Vindo de uma família de classe média-baixa de Guarulhos, o artista investe bastante na crítica social. Um de seus temas prediletos é o preconceito racial. A estátua Amnésia, por exemplo, mostra um menino negro despejando uma lata de tinta branca sobre si. “O Brasil encarou 400 anos de escravidão e, depois disso, passa por um processo de branqueamento da população”, entende. O artista tem a pretensão de reescrever a história do país por meio de seus personagens. Esse desejo fica especialmente claro em O Glorioso Retorno de Quem Nunca Esteve Aqui, na qual procura chamar atenção para a situação do povo indígena.

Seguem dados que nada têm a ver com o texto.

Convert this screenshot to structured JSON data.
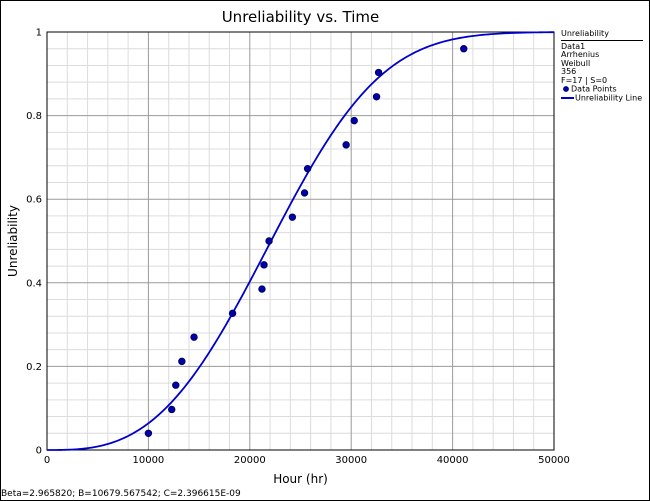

O talento para a escultura surgiu aos 17 anos, em 2000, quando começou a criar bruxas e duendes de massinha para vender aos colegas de escola. No ano seguinte, ingressou na Faculdade Paulista de Artes para estudar educação artística, período em que adotou o barro como matéria-prima de sua produção. A ideia de aderir ao bronze surgiu no mesmo ano, depois de visitar uma exposição do francês Auguste Rodin na Pinacoteca. “Essa foi uma das minhas primeiras idas a um museu. Fiquei fascinado”, relembra.
Em 2006, então atuando como vendedor de uma loja de material elétrico no Brás — onde ganhava 380 reais por mês —, Cerqueira foi convidado para trabalhar como montador na Galeria Casa Triângulo. Ali, teve o primeiro contato com a arte contemporânea. Para estudar por conta própria, pegava emprestados livros e revistas a respeito do tema. E, discretamente, produzia suas esculturas às segundas-feiras, dia de folga do emprego. “Durante quatro anos, ele não contou a ninguém sobre sua vocação”, afirma o diretor do espaço, Ricardo Trevisan. Em 2010, ele seria o primeiro comprador das obras de Cerqueira, por 2 000 reais — hoje elas chegam a custar até 80 000 reais.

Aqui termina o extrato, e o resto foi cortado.